In the “It’s All Derivative” series Claps comments on the practice of appropriation and veneration in the art world by combining borrowed imagery from the past with the visual language of Morse code. The images in the show playfully and subversively appropriate the appropriators, questioning the notion of originality in art, and arena in which, according to the artist “It’s all derivative on one level or another.” Iconic images become gilded icons, contemporary art objects presented like medieval tapestries and ancient scrolls, with rough edges, beautifully crafted and textured.

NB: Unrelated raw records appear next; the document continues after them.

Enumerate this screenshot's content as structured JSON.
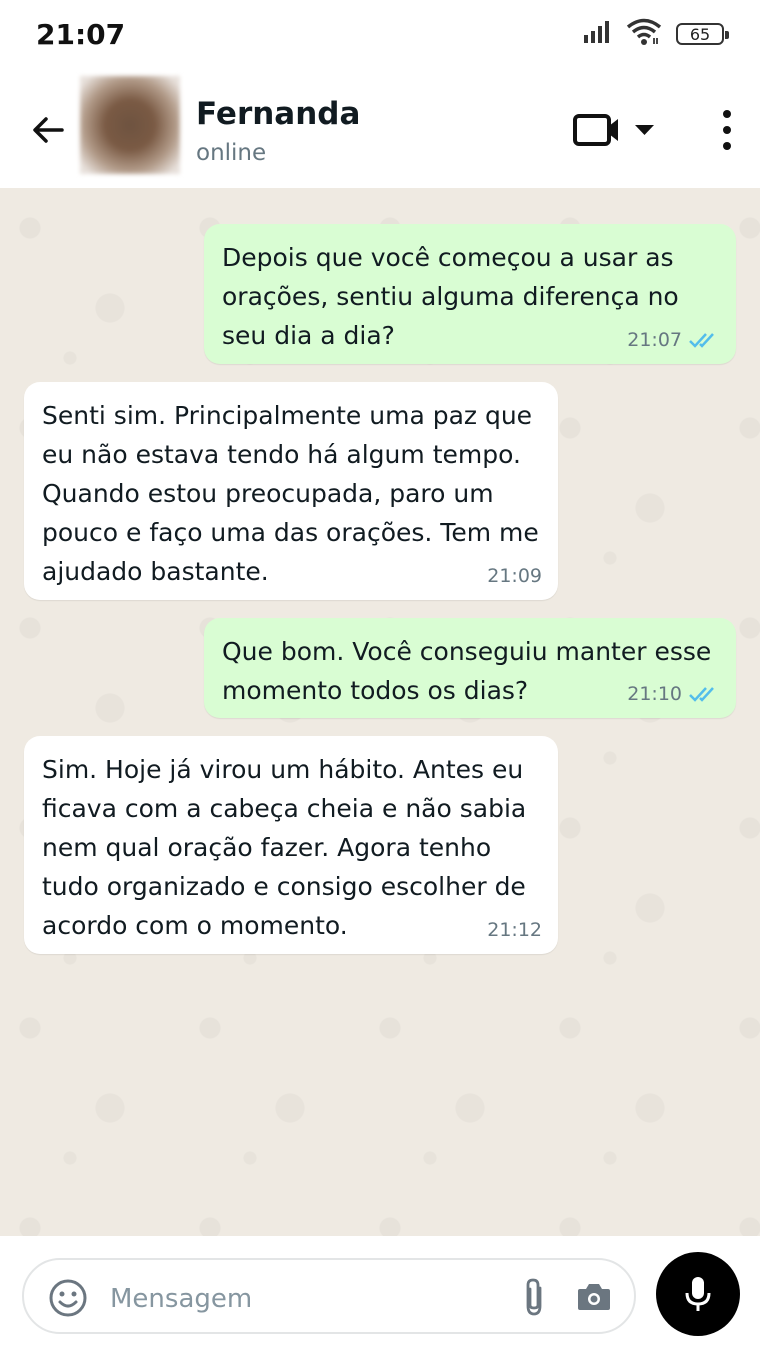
{
  "status_bar": {
    "time": "21:07",
    "battery": "65"
  },
  "header": {
    "name": "Fernanda",
    "status": "online"
  },
  "messages": [
    {
      "direction": "outgoing",
      "text": "Depois que você começou a usar as orações, sentiu alguma diferença no seu dia a dia?",
      "time": "21:07",
      "read": true
    },
    {
      "direction": "incoming",
      "text": "Senti sim. Principalmente uma paz que eu não estava tendo há algum tempo. Quando estou preocupada, paro um pouco e faço uma das orações. Tem me ajudado bastante.",
      "time": "21:09"
    },
    {
      "direction": "outgoing",
      "text": "Que bom. Você conseguiu manter esse momento todos os dias?",
      "time": "21:10",
      "read": true
    },
    {
      "direction": "incoming",
      "text": "Sim. Hoje já virou um hábito. Antes eu ficava com a cabeça cheia e não sabia nem qual oração fazer. Agora tenho tudo organizado e consigo escolher de acordo com o momento.",
      "time": "21:12"
    }
  ],
  "composer": {
    "placeholder": "Mensagem"
  },
  "colors": {
    "outgoing_bubble": "#d9fdd3",
    "incoming_bubble": "#ffffff",
    "read_ticks": "#53bdeb",
    "chat_background": "#efeae2",
    "mic_button": "#000000"
  },
  "icons": [
    "signal-icon",
    "wifi-icon",
    "battery-icon",
    "back-arrow-icon",
    "video-call-icon",
    "dropdown-caret-icon",
    "more-vert-icon",
    "double-check-icon",
    "emoji-icon",
    "attach-icon",
    "camera-icon",
    "mic-icon"
  ]
}
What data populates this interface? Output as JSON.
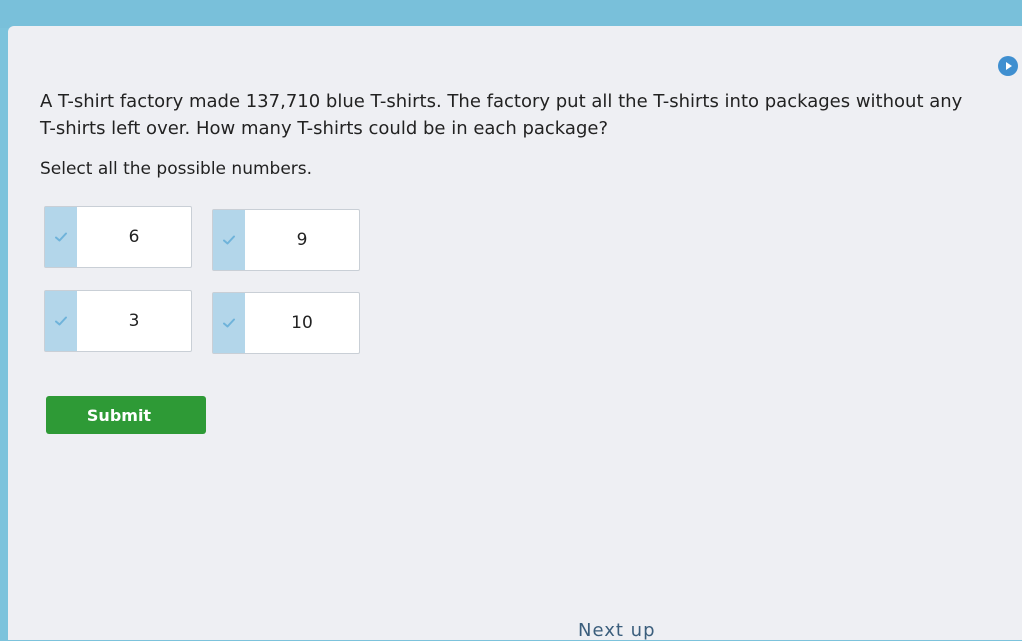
{
  "question": {
    "text": "A T-shirt factory made 137,710 blue T-shirts. The factory put all the T-shirts into packages without any T-shirts left over. How many T-shirts could be in each package?",
    "instruction": "Select all the possible numbers."
  },
  "choices": [
    {
      "label": "6",
      "selected": false
    },
    {
      "label": "9",
      "selected": false
    },
    {
      "label": "3",
      "selected": false
    },
    {
      "label": "10",
      "selected": false
    }
  ],
  "submit_label": "Submit",
  "next_up_label": "Next up",
  "icons": {
    "audio": "play-audio-icon",
    "choice_check": "checkmark-icon"
  },
  "colors": {
    "top_bar": "#79c0da",
    "panel": "#eeeff3",
    "check_zone": "#b3d6ea",
    "submit": "#2e9a36",
    "audio_button": "#3f8fd0"
  }
}
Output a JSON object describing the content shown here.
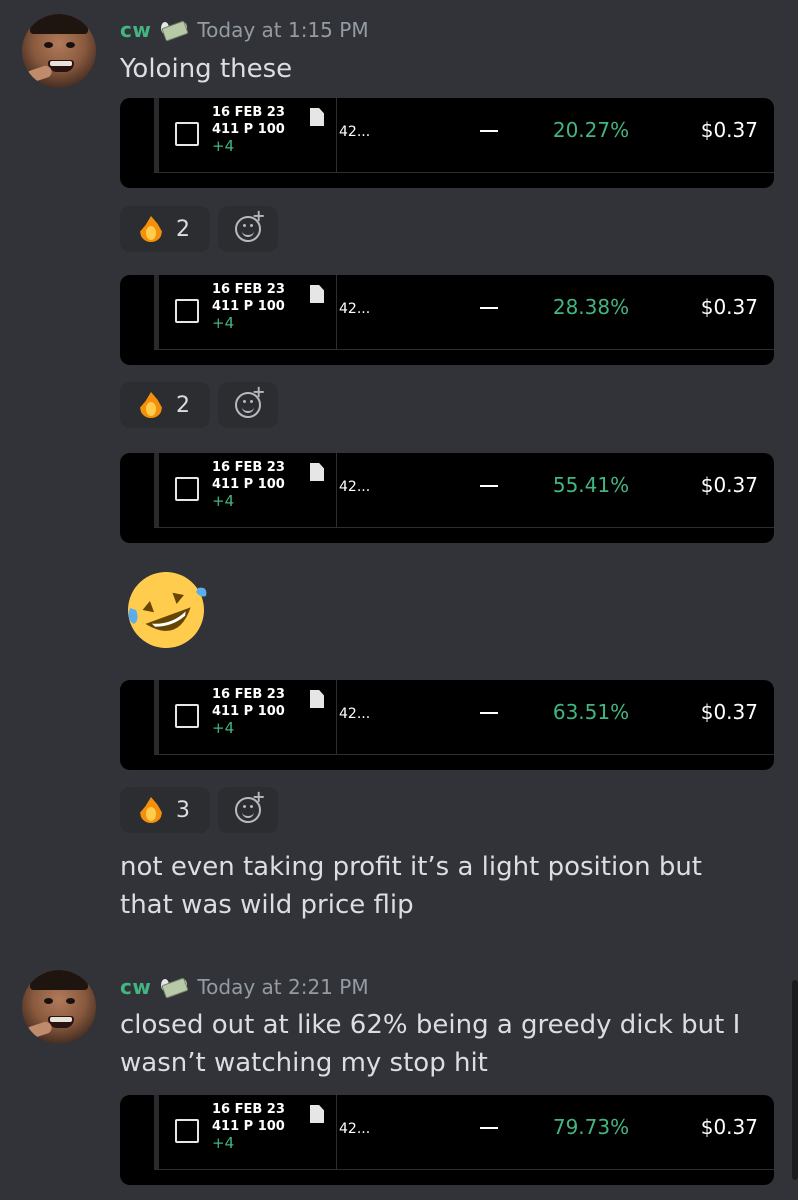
{
  "messages": [
    {
      "username": "cw",
      "timestamp": "Today at 1:15 PM",
      "text": "Yoloing these"
    },
    {
      "username": "cw",
      "timestamp": "Today at 2:21 PM",
      "text": "closed out at like 62% being a greedy dick but I wasn’t watching my stop hit"
    }
  ],
  "inline_text": "not even taking profit it’s a light position but that was wild price flip",
  "cards": [
    {
      "date": "16 FEB 23",
      "contract": "411 P 100",
      "plus": "+4",
      "code": "42...",
      "pct": "20.27%",
      "price": "$0.37"
    },
    {
      "date": "16 FEB 23",
      "contract": "411 P 100",
      "plus": "+4",
      "code": "42...",
      "pct": "28.38%",
      "price": "$0.37"
    },
    {
      "date": "16 FEB 23",
      "contract": "411 P 100",
      "plus": "+4",
      "code": "42...",
      "pct": "55.41%",
      "price": "$0.37"
    },
    {
      "date": "16 FEB 23",
      "contract": "411 P 100",
      "plus": "+4",
      "code": "42...",
      "pct": "63.51%",
      "price": "$0.37"
    },
    {
      "date": "16 FEB 23",
      "contract": "411 P 100",
      "plus": "+4",
      "code": "42...",
      "pct": "79.73%",
      "price": "$0.37"
    }
  ],
  "reactions": [
    {
      "emoji": "fire-icon",
      "count": "2"
    },
    {
      "emoji": "fire-icon",
      "count": "2"
    },
    {
      "emoji": "fire-icon",
      "count": "3"
    }
  ],
  "colors": {
    "background": "#313338",
    "username": "#43b581",
    "gain": "#43b581",
    "timestamp": "#949ba4"
  }
}
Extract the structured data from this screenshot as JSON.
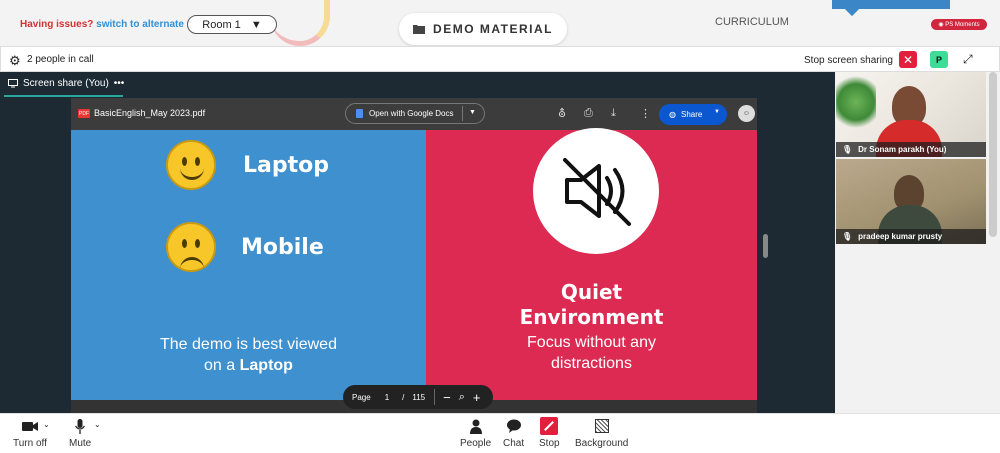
{
  "topbar": {
    "issues_text": "Having issues?",
    "alternate_link": "switch to alternate room",
    "room_select": "Room 1",
    "demo_tab": "DEMO MATERIAL",
    "curriculum": "CURRICULUM",
    "ps_moments": "PS Moments"
  },
  "callbar": {
    "people_count": "2 people in call",
    "stop_sharing": "Stop screen sharing",
    "participant_initial": "P"
  },
  "main": {
    "tab_label": "Screen share (You)",
    "tab_menu": "•••"
  },
  "pdf": {
    "filename": "BasicEnglish_May 2023.pdf",
    "open_with": "Open with Google Docs",
    "share": "Share",
    "page_label": "Page",
    "page_current": "1",
    "page_separator": "/",
    "page_total": "115"
  },
  "slide": {
    "laptop": "Laptop",
    "mobile": "Mobile",
    "demo_line1": "The demo is best viewed",
    "demo_line2_prefix": "on a ",
    "demo_line2_bold": "Laptop",
    "quiet_line1": "Quiet",
    "quiet_line2": "Environment",
    "focus_line1": "Focus without any",
    "focus_line2": "distractions"
  },
  "participants": [
    {
      "name": "Dr Sonam parakh (You)"
    },
    {
      "name": "pradeep kumar prusty"
    }
  ],
  "bottombar": {
    "turn_off": "Turn off",
    "mute": "Mute",
    "people": "People",
    "chat": "Chat",
    "stop": "Stop",
    "background": "Background"
  },
  "colors": {
    "slide_blue": "#3f90cf",
    "slide_red": "#dc2a52",
    "stop_red": "#e2203d",
    "share_blue": "#0b57d0"
  }
}
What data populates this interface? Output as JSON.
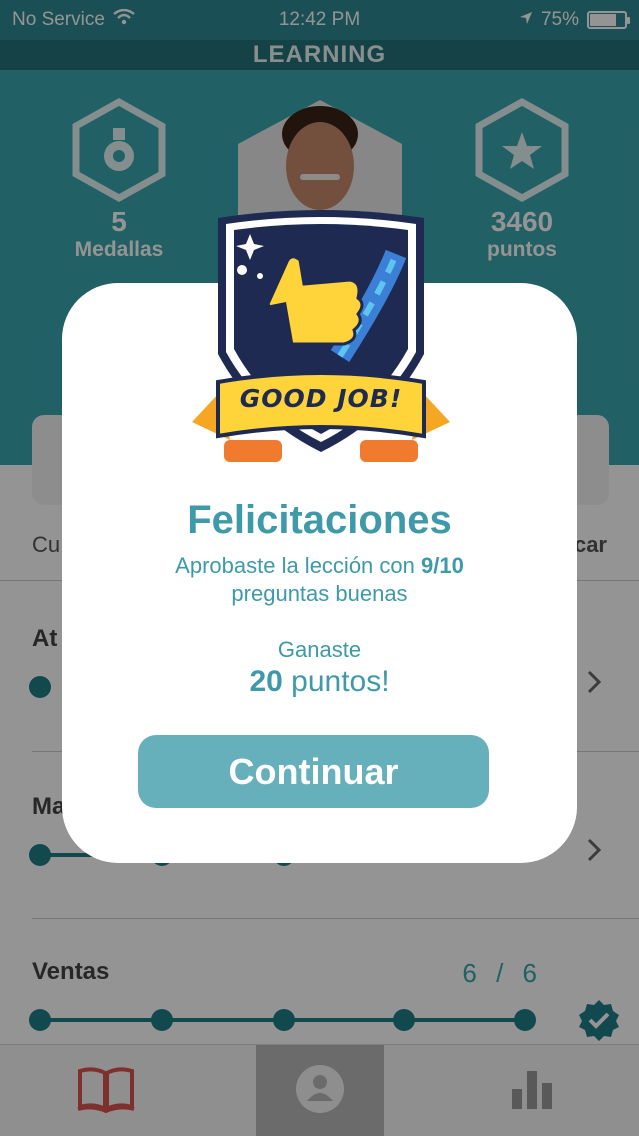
{
  "status_bar": {
    "carrier": "No Service",
    "time": "12:42 PM",
    "battery": "75%",
    "battery_level": 0.75
  },
  "app": {
    "title": "LEARNING"
  },
  "profile": {
    "medals": {
      "value": "5",
      "label": "Medallas",
      "icon": "medal-icon"
    },
    "points": {
      "value": "3460",
      "label": "puntos",
      "icon": "star-icon"
    }
  },
  "filter": {
    "left_label": "Cu",
    "right_label": "car"
  },
  "courses": [
    {
      "title": "At",
      "progress_done": "",
      "progress_sep": "",
      "progress_total": "",
      "completed_steps": 1
    },
    {
      "title": "Ma",
      "progress_done": "",
      "progress_sep": "",
      "progress_total": "",
      "completed_steps": 1
    },
    {
      "title": "Ventas",
      "progress_done": "6",
      "progress_sep": "/",
      "progress_total": "6",
      "completed_steps": 5
    }
  ],
  "tabs": [
    {
      "name": "book-icon"
    },
    {
      "name": "profile-icon"
    },
    {
      "name": "stats-icon"
    }
  ],
  "modal": {
    "badge_text": "GOOD JOB!",
    "title": "Felicitaciones",
    "msg_prefix": "Aprobaste la lección con ",
    "score": "9/10",
    "msg_line2": "preguntas buenas",
    "earned_label": "Ganaste",
    "points_value": "20",
    "points_suffix": " puntos!",
    "continue_label": "Continuar"
  },
  "colors": {
    "teal": "#3aa5af",
    "dark_teal": "#24737a",
    "modal_text": "#3e9aa8",
    "button": "#66b0bb",
    "book_red": "#d9534f"
  }
}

“Natural Abstractions” is Claps’ homage to the 18thC Japanese master printmakers whose graphic style greatly influenced the European Impressionists. In this series he creates contemporary interpretations of nature motifs used and repeated by many generations of artists, using photos he takes in locations out of context from the original. “Eachwork is executed in a positive and negative, to articulate the duality that is the basis of much of oriental culture" says Claps. In these recent works you can see Claps’ fascination with the natural world, captured up close and translated into autonomous compositional elements, which at times recall geometric abstraction, oriental calligraphy, and cellular processes.
Bill Claps lives and works in New York City. He is a visual artist, filmmaker and writer. Born in Glen Ridge, NJ, he earned a Bachelor of Arts at Harvard University, where he studied painting and art history. He studied painting and drawing at the Art Students League in NY and in Florence, Italy. His paintings and drawings have been presented in galleries and institutions throughout the US, Europe, and the Middle East. In the United States: Salomon Arts Gallery (New York), Priska C. Juschka Fine Art (New York), Henry Gregg Gallery (New York), Rush Arts Gallery (NY), Aspen Fine Arts Gallery (Aspen, Colorado), Bendheim Gallery (Greenwich, Ct), Kismet Gallery (Westport, Ct), Exhibit Gallery (Tulsa, OK), and International Club (Wellington, FL). In Europe: la Galleria Nazionale d'Arte Antica di Palazzo Corsini in Rome; Artgeneve, Geneva; Art Monaco; Evartspace, Geneva; Spazio Garibaldi 77, Milano,Gallery@1, Gstaad, Switzerland, Galerie 55 Bellechasse, Paris, R Gallery, Jeddah, Saudi Arabia. Claps’ works are in private collections and foundations in the United States and Europe. He writes for Artspace.com and Exibart Magazine.